Standardized tests do not capture how students learn, nor the environments in which they do so. Education is a dynamic process. Due to a variety of factors - interests, health, homelife, and socioeconomic status among them - students do not learn at the same pace, nor do they learn in equitable environments. Students living in poverty usually have fewer resources to be able to do schoolwork and make academic progress than those who are more affluent. This fact is compounded by the problematic way in which the AAA has been implemented in schools. For example, at the high school level, the status of the entire school is determined by one standardized test, given on one day at the 11th grade level. It does not capture how students have made progress from year to year. If it did, it would be clear that all students learn at all schools, albeit at different rates for different reasons. And some of the reasons that disrupt student learning have nothing to do with what happens within the classroom. The only failure here is not on the schools or the students, but on us as a state and a society that do not allow all students to have what they need to live, learn, and thrive. 
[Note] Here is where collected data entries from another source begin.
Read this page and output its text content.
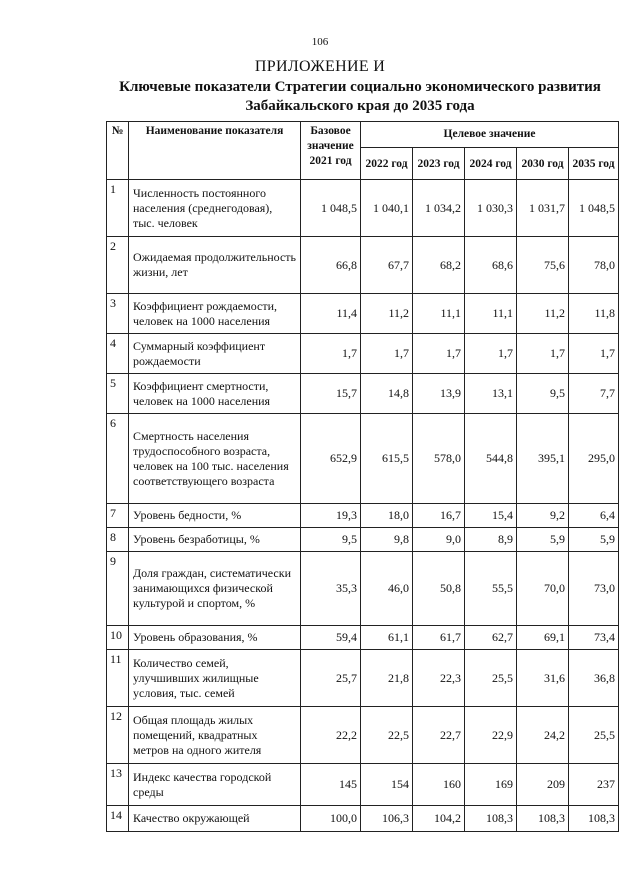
106
ПРИЛОЖЕНИЕ И
Ключевые показатели Стратегии социально экономического развития
Забайкальского края до 2035 года
№	Наименование показателя	Базовое значение 2021 год	Целевое значение				
			2022 год	2023 год	2024 год	2030 год	2035 год
1	Численность постоянного населения (среднегодовая), тыс. человек	1 048,5	1 040,1	1 034,2	1 030,3	1 031,7	1 048,5
2	Ожидаемая продолжительность жизни, лет	66,8	67,7	68,2	68,6	75,6	78,0
3	Коэффициент рождаемости, человек на 1000 населения	11,4	11,2	11,1	11,1	11,2	11,8
4	Суммарный коэффициент рождаемости	1,7	1,7	1,7	1,7	1,7	1,7
5	Коэффициент смертности, человек на 1000 населения	15,7	14,8	13,9	13,1	9,5	7,7
6	Смертность населения трудоспособного возраста, человек на 100 тыс. населения соответствующего возраста	652,9	615,5	578,0	544,8	395,1	295,0
7	Уровень бедности, %	19,3	18,0	16,7	15,4	9,2	6,4
8	Уровень безработицы, %	9,5	9,8	9,0	8,9	5,9	5,9
9	Доля граждан, систематически занимающихся физической культурой и спортом, %	35,3	46,0	50,8	55,5	70,0	73,0
10	Уровень образования, %	59,4	61,1	61,7	62,7	69,1	73,4
11	Количество семей, улучшивших жилищные условия, тыс. семей	25,7	21,8	22,3	25,5	31,6	36,8
12	Общая площадь жилых помещений, квадратных метров на одного жителя	22,2	22,5	22,7	22,9	24,2	25,5
13	Индекс качества городской среды	145	154	160	169	209	237
14	Качество окружающей	100,0	106,3	104,2	108,3	108,3	108,3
Instead, the Alabama Accountability Act stigmatizes schools and communities and undermines the public system. The “failing” label creates a public perception that no learning is happening in those schools, and that the best option for the students is to move them to a different school. However, studies show that students who move schools often demonstrate negative behavioral and educational outcomes. Another consequence of the student leaving the public school system is the effective defunding of those schools. Both charter schools and vouchers leach money away from public schools, yet the operating costs of the public schools remain largely the same, making it more difficult for those schools and their remaining students to get the help they need. Even if a school improves in this problematic system, by defining “failing” as the bottom six percent of schools, there will always be schools stigmatized.

Despite over a decade of these “school choice” schemes, public schools remain extremely popular amongst parents with school aged children, with at least seventy-five percent support across multiple polls. So in order to stir more distrust between parents, educators, and the school system, privatizers have cooked up new controversies over teaching Black history (falsely labeled as critical race theory),  anti-LGTBQ+ attacks, and campaigning against teachers’ unions. This has turned schools into fronts of the raging culture war, a development parents overwhelmingly do not want to see. It’s all to push the myth of failing schools

Improving schools was never the point of the Alabama Accountability Act. It was purely designed to privatize a public service, one that is essential to a thriving democracy, through the means of school voucher schemes and the related phenomena of charter schools. To do so, the state manufactured a “failing schools” list to lessen the perception of public schools. The victims of these schemes are frequently the poorest and most vulnerable among us. Alabama deserves a top rate education system. And we know what makes schools work—ask the educators. The Alabama Accountability Act and its false narrative of “failing” schools does nothing to give schools or students the support they need. It is only a way to undermine public schools. Alabama’s students, educators, and citizenry deserve better.


Wes Lybrand has worked in education for fourteen years, including as a high school history teacher for the last seven years. In addition to teaching, Wes spends time doing research on the history of white supremacy and civil rights in Alabama.